Uniforme qu’il a d’ailleurs fièrement porté lors de la remise des prix, devant des centaines de personnes, dont les acclamations étaient si bruyantes que le caméraman de KHON2 News, bousculé par la foule a dû demander aux spectateurs de garder leur calme pour ne pas gêner la retransmission en direct. Celui qui fut le speaker de la compétition et qui annonça les gagnants n’est autre que le frère du célèbre Eddie dont la compétition porte le nom. Dans l’interview mentionnée plus haut, Luke répond qu’il rêve de gagner l’une des compétitions qui se tiennent sur Hawaï. Chose dite chose faite, le voilà couronné (de fleurs) vainqueur de la plus prestigieuse compétition de grosses vagues, l’Eddie Aikau. Clyde Aikau ainsi que les juges, estiment que Luke a été celui qui représentait le mieux cet engagement dont faisait preuve le défunt et qui se matérialise par « Eddie would go », ou en français « Eddie irait ». Père de famille dévoué, ce n’est pas un grand habitué des caméras et de l’attention médiatique en générale. Luke est maintenant sujet à beaucoup plus d’attention qu’il n’en a eu jusqu’à maintenant après cette victoire. Être projeté comme ça sur le devant de la scène, ça peut être troublant, mais il gère plutôt bien. Même si on ressent tout de suite qu’il est plus à l’aise sur une vague large comme le tunnel sous la manche, que face aux objectifs des journalistes. Mais finalement cela donne des réponses sincères et sans arrières pensées.

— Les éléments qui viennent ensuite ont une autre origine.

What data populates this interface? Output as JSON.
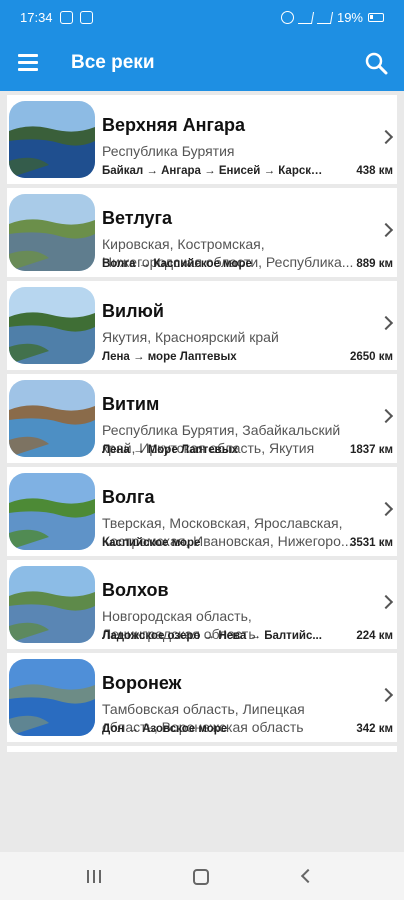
{
  "status": {
    "time": "17:34",
    "battery": "19%"
  },
  "header": {
    "title": "Все реки"
  },
  "rivers": [
    {
      "title": "Верхняя Ангара",
      "region": [
        "Республика Бурятия"
      ],
      "route": "Байкал → Ангара → Енисей → Карско...",
      "length": "438 км",
      "palette": [
        "#8dbbe4",
        "#3a5f3a",
        "#1f4f8f"
      ]
    },
    {
      "title": "Ветлуга",
      "region": [
        "Кировская, Костромская,",
        "Нижегородская области, Республика..."
      ],
      "route": "Волга → Каспийское море",
      "length": "889 км",
      "palette": [
        "#a9cbe8",
        "#6b8f4a",
        "#5f7d8e"
      ]
    },
    {
      "title": "Вилюй",
      "region": [
        "Якутия, Красноярский край"
      ],
      "route": "Лена → море Лаптевых",
      "length": "2650 км",
      "palette": [
        "#b7d6ef",
        "#3f6e35",
        "#4f7fa9"
      ]
    },
    {
      "title": "Витим",
      "region": [
        "Республика Бурятия, Забайкальский",
        "край, Иркутская область, Якутия"
      ],
      "route": "Лена → Море Лаптевых",
      "length": "1837 км",
      "palette": [
        "#9fc3e6",
        "#8a6b4a",
        "#4d8fc4"
      ]
    },
    {
      "title": "Волга",
      "region": [
        "Тверская, Московская, Ярославская,",
        "Костромская, Ивановская, Нижегоро..."
      ],
      "route": "Каспийское море",
      "length": "3531 км",
      "palette": [
        "#7fb1e3",
        "#4d8a36",
        "#5f93c8"
      ]
    },
    {
      "title": "Волхов",
      "region": [
        "Новгородская область,",
        "Ленинградская область"
      ],
      "route": "Ладожское озеро → Нева → Балтийс...",
      "length": "224 км",
      "palette": [
        "#8cbce6",
        "#5e8a4a",
        "#5a86b4"
      ]
    },
    {
      "title": "Воронеж",
      "region": [
        "Тамбовская область, Липецкая",
        "область, Воронежская область"
      ],
      "route": "Дон → Азовское море",
      "length": "342 км",
      "palette": [
        "#4f8fd8",
        "#6d8c86",
        "#2a6cc0"
      ]
    }
  ]
}
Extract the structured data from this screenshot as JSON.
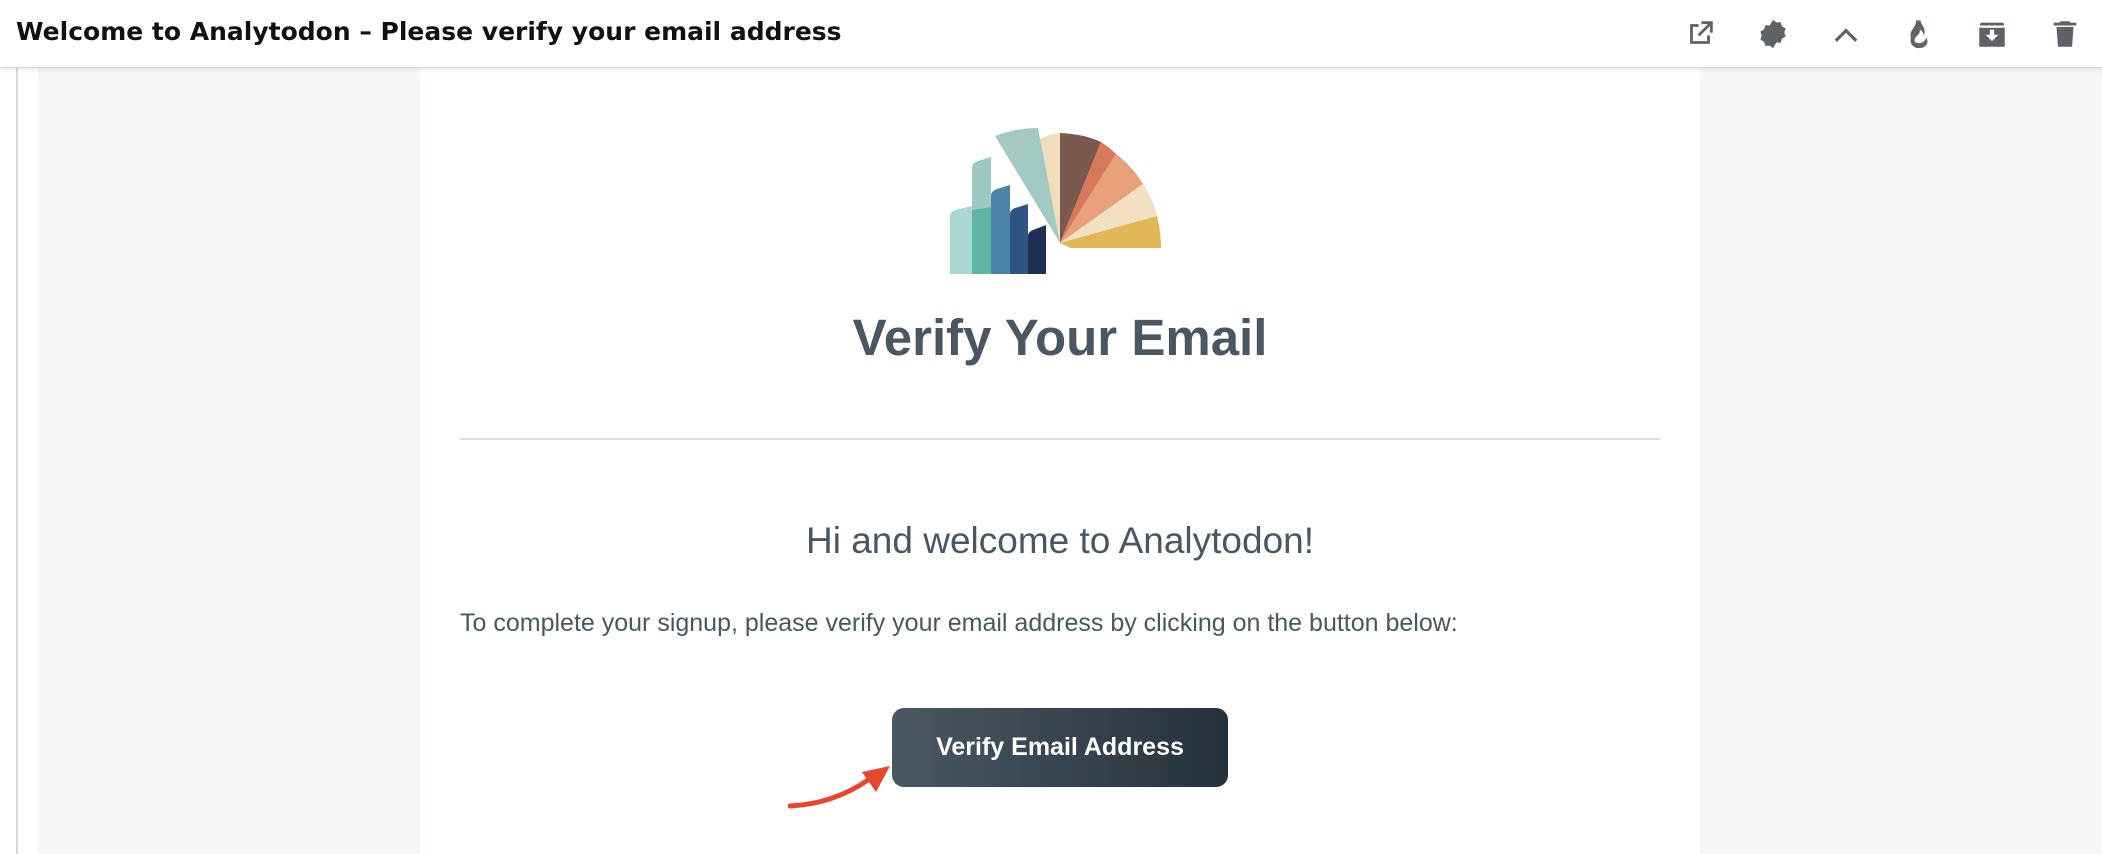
{
  "header": {
    "subject": "Welcome to Analytodon – Please verify your email address",
    "actions": [
      {
        "name": "open-external-icon",
        "label": "Open in new window"
      },
      {
        "name": "badge-icon",
        "label": "Badge"
      },
      {
        "name": "chevron-up-icon",
        "label": "Collapse"
      },
      {
        "name": "flame-icon",
        "label": "Hot"
      },
      {
        "name": "archive-icon",
        "label": "Archive"
      },
      {
        "name": "trash-icon",
        "label": "Delete"
      }
    ]
  },
  "email": {
    "heading": "Verify Your Email",
    "greeting": "Hi and welcome to Analytodon!",
    "instruction": "To complete your signup, please verify your email address by clicking on the button below:",
    "button_label": "Verify Email Address"
  },
  "colors": {
    "accent_arrow": "#e8452c",
    "button_start": "#4a5864",
    "button_end": "#25323b",
    "text": "#4a5762"
  }
}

On ne peut que se réjouir que Luke reçoive plus d’attention et puisse jouir des avantages qu’engendre une nouvelle notoriété. Voilà ce que Luke a ajouté à la télévision locale à tête reposée le lendemain : « c’est un honneur pour moi et j’essayais d’être à la hauteur de l’héritage de tous ces gars avant moi (les surfeurs de gros) et de perpétuer l’héritage d’Eddie comme sauveteur ». Une phrase prononcée par Luke Shepardson juste après la remise des prix reflète parfaitement son état d’esprit: « Je dois retourner à la tour (des sauveteurs) pour m’assurer que tout le monde soit en sécurité jusqu’à la fin de la journée ». Eddie Aikau, qui continue de veiller sur le North Shore de là où il est, est très certainement fier de voir que l’île a trouvé un nouveau héro.